Sea turtles may mitigate extreme female-biased primary sex ratios that might arise through climate change by adjusting nesting behavior either in space (moving to cooler areas) or by nesting earlier or later in the season [41]. If turtles do alter their behavior in response to warming temperatures, over time we should expect to see hatchling sex ratios that are similar to what we see now (female-biased overall) and therefore worries about adult populations becoming entirely feminized may be unfounded.

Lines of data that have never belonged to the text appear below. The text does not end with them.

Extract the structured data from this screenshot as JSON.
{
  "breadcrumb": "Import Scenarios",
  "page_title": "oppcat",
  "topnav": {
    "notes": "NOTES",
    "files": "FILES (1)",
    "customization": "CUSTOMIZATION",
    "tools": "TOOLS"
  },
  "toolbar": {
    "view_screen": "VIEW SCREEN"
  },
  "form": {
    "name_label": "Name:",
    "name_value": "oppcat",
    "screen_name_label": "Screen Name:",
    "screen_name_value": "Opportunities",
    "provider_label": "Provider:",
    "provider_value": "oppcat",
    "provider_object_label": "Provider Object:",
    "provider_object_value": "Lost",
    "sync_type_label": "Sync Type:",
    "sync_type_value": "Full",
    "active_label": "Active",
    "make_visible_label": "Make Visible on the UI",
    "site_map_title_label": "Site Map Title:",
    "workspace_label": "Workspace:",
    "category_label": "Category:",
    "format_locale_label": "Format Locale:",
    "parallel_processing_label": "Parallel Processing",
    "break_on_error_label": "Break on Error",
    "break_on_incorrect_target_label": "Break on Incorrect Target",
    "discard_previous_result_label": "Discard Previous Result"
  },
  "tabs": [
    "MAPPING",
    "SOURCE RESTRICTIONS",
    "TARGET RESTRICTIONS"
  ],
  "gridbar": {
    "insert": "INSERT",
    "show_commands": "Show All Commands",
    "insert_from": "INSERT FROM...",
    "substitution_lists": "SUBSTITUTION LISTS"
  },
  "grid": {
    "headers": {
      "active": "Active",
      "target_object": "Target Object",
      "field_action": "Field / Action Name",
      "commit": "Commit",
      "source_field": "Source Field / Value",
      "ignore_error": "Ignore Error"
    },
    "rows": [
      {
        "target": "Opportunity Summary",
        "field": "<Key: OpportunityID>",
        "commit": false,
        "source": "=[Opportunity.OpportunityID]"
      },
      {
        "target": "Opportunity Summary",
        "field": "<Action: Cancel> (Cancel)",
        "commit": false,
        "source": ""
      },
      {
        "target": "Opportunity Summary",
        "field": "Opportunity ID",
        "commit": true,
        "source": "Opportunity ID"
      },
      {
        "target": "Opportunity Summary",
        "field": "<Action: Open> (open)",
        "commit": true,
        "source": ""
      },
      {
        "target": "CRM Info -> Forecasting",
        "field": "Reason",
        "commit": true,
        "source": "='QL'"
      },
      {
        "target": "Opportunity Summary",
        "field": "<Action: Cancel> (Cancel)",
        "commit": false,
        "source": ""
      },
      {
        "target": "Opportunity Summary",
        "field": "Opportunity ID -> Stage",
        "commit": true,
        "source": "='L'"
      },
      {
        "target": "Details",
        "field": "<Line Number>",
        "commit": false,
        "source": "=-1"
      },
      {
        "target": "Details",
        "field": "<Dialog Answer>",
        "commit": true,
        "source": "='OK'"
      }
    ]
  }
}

To date, the majority of studies on sex ratios in sea turtles have focused on hatchling sex ratios because of the ease of access to hatchlings, a long-standing interest in TSD, and the motivation to understand as much as possible about the incubation environment. However, we recommend focusing more attention on calculating breeding sex ratios and estimating OSR for these threatened and endangered species, as the adult sex ratio has the potential to directly impact the viability of populations. This study provides an excellent model for evaluating adult breeding sex ratios in sea turtle populations, requiring only that the mother is known and that ∼10–20 hatchlings and the mother are genotyped at several informative markers. With a growing number of markers available for assessing sea turtle genetics, studies such as this one should be straightforward, provided that facilities and funds are available. Identifying breeding males from genetic fingerprints of mothers and their hatchlings fills a critical information gap in our knowledge of sea turtle population dynamics and allows us to set better recovery goals by incorporating information for both sexes in recovery plan objectives. In addition, accounting for male turtles in the population allows for full evaluation of breeding assemblages, thus improving life-table parameter estimates for modeling purposes. The conservation value of being able to individually identify males for a census, determine breeding periodicity and evaluate male reproductive success cannot be understated.